VenEconomy: The new regulations on the "Administration and Inspection of Risks Associated with Money Laundering and Financing of Terrorism Crimes Applicable to Institutions Regulated by the Superintendency of Banks and Other Financial Institutions" will go into effect on September 13. These regulations were issued by Sudeban on March 7, 2010, via Resolution No. 11910 and subsequently modified on August 24 to correct errors of substance and form.
It has to be said that the changes made in August clarified and improved the regulations issued in March, as a result of which the Venezuelan regulations are now in line with international standards in this matter.

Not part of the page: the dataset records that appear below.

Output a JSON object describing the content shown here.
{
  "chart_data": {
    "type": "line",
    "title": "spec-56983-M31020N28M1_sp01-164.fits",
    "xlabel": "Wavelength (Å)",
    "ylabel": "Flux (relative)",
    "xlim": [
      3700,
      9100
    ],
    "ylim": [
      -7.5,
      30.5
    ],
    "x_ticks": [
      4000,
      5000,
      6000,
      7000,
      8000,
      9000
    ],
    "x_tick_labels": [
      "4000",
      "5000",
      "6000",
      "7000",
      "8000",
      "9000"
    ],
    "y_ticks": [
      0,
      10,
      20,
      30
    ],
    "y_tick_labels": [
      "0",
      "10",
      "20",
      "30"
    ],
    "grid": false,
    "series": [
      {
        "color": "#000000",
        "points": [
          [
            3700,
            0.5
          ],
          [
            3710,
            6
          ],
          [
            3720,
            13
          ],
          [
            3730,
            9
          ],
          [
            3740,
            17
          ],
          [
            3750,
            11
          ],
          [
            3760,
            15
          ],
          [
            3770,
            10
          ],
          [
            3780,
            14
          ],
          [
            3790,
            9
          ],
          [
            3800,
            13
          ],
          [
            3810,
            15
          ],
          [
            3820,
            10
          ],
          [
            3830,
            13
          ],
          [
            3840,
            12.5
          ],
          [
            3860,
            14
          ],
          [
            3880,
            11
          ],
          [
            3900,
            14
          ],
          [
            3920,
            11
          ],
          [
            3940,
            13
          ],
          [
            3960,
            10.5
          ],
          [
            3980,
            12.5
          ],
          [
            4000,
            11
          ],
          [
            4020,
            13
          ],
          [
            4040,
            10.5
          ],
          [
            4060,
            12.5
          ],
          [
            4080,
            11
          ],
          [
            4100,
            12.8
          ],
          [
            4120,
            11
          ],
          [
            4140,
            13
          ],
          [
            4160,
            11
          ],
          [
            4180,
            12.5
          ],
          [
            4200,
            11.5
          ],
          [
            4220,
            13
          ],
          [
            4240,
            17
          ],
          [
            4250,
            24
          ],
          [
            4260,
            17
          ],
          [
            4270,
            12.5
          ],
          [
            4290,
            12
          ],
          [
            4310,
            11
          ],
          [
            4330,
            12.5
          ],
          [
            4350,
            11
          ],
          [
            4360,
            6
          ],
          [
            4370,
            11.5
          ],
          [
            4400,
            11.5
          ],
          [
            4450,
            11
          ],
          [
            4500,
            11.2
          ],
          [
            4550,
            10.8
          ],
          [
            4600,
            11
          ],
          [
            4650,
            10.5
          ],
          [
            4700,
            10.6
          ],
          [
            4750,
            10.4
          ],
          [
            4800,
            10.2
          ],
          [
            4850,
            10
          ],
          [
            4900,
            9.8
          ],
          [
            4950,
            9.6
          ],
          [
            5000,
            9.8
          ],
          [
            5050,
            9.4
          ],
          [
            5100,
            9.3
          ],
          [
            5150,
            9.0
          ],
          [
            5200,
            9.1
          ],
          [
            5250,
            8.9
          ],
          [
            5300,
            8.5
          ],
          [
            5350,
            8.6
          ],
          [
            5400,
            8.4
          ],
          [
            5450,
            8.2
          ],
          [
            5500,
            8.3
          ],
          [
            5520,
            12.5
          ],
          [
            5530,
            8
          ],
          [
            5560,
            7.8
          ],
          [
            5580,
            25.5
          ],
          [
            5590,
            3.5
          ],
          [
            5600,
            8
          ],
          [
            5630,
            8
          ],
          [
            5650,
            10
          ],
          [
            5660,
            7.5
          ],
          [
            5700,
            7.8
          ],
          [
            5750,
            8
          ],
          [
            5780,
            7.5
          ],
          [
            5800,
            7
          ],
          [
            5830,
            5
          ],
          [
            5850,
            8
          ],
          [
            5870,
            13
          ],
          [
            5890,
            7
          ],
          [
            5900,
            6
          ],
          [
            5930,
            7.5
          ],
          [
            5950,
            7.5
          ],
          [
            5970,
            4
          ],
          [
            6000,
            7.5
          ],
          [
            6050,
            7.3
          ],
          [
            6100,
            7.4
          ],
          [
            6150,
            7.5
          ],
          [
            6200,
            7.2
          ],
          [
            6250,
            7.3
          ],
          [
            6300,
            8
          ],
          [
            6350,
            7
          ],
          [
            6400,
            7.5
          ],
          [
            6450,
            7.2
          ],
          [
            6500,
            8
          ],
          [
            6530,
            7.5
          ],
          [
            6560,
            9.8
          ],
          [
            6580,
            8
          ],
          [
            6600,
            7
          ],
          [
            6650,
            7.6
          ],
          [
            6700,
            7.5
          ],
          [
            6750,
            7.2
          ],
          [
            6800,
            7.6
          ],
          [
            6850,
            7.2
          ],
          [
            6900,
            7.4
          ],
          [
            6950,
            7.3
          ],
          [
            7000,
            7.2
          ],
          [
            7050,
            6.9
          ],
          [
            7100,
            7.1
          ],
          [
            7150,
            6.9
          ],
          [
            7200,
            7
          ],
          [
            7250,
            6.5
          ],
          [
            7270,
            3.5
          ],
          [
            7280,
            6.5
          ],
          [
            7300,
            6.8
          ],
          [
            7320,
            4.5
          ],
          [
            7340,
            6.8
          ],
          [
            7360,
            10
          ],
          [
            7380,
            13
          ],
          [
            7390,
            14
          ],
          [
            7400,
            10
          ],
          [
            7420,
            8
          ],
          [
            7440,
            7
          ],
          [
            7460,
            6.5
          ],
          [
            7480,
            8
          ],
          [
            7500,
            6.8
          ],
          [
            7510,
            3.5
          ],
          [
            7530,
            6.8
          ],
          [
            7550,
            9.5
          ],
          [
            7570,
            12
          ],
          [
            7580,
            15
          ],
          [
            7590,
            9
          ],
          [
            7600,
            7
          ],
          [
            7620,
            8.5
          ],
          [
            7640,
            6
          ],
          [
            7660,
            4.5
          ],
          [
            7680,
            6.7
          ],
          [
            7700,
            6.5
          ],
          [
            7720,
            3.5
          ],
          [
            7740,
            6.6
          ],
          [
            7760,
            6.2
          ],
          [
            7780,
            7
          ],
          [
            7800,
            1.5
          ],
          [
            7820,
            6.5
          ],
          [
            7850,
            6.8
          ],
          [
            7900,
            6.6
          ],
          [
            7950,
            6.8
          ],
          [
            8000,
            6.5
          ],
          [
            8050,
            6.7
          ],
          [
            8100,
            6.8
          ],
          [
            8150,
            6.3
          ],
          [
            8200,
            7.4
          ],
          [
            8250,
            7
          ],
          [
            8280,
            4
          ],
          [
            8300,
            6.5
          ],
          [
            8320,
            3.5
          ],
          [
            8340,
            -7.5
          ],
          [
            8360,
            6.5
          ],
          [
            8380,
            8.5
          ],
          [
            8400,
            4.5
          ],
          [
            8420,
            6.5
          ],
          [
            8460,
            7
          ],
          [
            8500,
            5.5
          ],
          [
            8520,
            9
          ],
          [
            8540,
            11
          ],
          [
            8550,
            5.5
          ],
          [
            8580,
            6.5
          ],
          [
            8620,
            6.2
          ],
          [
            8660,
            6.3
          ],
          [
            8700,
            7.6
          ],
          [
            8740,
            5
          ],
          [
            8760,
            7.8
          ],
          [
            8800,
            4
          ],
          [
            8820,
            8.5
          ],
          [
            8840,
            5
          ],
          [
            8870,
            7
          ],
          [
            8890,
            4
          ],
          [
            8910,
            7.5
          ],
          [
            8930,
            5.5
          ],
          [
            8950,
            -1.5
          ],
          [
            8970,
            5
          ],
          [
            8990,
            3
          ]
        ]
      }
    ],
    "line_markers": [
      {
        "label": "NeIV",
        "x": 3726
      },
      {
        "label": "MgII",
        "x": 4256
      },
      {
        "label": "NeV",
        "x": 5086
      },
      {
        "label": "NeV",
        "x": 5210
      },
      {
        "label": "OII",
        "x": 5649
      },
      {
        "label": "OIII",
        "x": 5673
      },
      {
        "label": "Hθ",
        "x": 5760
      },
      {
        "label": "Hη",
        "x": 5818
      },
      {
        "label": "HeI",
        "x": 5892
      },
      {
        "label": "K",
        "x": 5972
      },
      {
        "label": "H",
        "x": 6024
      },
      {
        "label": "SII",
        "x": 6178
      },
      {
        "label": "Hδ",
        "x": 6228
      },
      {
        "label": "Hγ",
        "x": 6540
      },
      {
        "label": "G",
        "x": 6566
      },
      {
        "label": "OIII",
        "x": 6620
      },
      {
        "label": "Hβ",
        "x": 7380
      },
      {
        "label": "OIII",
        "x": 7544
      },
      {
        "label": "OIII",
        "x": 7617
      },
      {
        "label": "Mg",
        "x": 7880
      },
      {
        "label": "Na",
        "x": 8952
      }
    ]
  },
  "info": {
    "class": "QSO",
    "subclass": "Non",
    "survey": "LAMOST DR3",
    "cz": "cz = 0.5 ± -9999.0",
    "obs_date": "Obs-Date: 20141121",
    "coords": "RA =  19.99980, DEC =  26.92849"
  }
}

In essence, these regulations aim to make financial institutions responsible for preventing and detecting activities involving money laundering and financing of terrorism by monitoring three aspects: the receipt of deposits or transfers, processing them, and sending them into the economy as legitimate funds.
It should be pointed out that the institutions subject to these regulations will not find things easy. The regulations are complex, difficult to implement, and costly, in particular for small financial institutions with little experience in international finance.
One of the requirements of these regulations is that banks and other financial institutions are under the obligation to set up a special internal structure, the "Comprehensive Risk Administration System (SIAR LC/FT after its initials in Spanish).
The new regulations require that all a bank's personnel, from the doorman to the president, "know" its customers and its customers' customers, which includes knowing what kind of business it is and where its managers, shareholders, suppliers and partners are from. It also means knowing where a transfer comes from and where it is going.
In order to comply with these regulations, it is essential that all personnel be trained in and committed to their application. Each employee, be he an executive or a teller, is a "risk factor," both for himself and for the bank. Failure to comply with these regulations could result in a prison sentence for those responsible or even the closure of the bank.
The regulations imply new, complicated procedures and controls that mean a sweeping change in the "culture" of financial institutions.
Recently, a Venezuelan financial institution was fined $10 million by the US authorities for what could be interpreted as an error committed in good faith when it accepted a deposit from a customer who turned out to be a drug trafficker. In this case, the fine was "only" US$10 million, but the example should serve as a warning for the owners and administrators of Venezuelan financial institutions on the importance of and the risks implicit in the new Sudeban regulations.